『マーブル・アーチの風』(コニー・ウィリス)
コニー・ウィリスの中編短編集。コニー・ウィリスは『ドゥームズデイ・ブック』、『犬は勘定に入れません…あるいは、消えたヴィクトリア朝花瓶の謎』というオックスフォード大学史学部のタイムトラベルものが最も有名なんだけど、ハードじゃないSFは女性作家らしくてとてもいい。アメリカでは評価が高いようだ。
『マーブル・アーチの風』は中編短編の一編なんだけど、私としてはいまいちだった。
一番面白かったのは、人気があったのにハリウッド女優を辞めてしまった美貌のキルディと、その仕事のボスであるロブといういかがわしい超能力者のトリックや汚いビジネスを明らかにす雑誌を発行する暴露家業の前にあらわれたチャネラーとの対決の話である『インサイダー疑惑』だ。やらせだと思っていたそのチャネラーが実は…。キルディがパートナーになったのは実は…。
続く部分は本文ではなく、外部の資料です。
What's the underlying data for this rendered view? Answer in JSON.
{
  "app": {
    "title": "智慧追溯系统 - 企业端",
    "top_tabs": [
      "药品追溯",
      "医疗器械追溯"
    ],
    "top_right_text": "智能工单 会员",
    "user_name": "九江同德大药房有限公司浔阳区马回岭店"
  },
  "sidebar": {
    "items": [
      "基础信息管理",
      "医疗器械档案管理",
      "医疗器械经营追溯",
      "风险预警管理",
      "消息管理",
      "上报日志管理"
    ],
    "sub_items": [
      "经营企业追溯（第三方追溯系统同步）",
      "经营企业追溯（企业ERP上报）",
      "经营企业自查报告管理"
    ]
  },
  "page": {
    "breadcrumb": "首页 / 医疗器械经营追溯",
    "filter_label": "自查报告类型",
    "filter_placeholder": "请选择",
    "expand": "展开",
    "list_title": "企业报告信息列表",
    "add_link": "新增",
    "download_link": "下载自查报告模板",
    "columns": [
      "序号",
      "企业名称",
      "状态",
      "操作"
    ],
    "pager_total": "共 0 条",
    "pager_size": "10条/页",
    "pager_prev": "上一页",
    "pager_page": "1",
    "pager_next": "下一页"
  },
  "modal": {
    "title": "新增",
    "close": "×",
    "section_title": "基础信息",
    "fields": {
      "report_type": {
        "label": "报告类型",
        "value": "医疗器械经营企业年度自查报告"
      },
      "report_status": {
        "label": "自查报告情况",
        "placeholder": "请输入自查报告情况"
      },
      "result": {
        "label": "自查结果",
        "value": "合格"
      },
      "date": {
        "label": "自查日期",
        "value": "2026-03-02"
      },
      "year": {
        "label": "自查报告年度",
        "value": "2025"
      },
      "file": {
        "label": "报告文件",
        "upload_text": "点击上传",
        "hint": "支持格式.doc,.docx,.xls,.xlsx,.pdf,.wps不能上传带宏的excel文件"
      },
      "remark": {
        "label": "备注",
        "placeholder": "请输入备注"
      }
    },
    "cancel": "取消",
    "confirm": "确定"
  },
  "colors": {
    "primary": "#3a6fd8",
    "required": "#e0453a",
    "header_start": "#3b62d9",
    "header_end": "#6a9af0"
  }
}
ネタが面白いし、二人のコンビもいいので続編を期待したい。
その他にも、周りの人々が優しくなって、帽子をみんなかぶってたりしてなんかおかしいので宇宙人に乗っ取られたんだと信じ込んで奔走するSFコメディの『ニュースレター』や、未来でクリスマスを演出する家業を営む企業の担当者のラブストーリー?である『ひいらぎ飾ろう@クリスマス』もおすすめだ。
『ドゥームズデイ・ブック』のシリーズ続編も執筆中らしいコニー・ウィリスには大注目。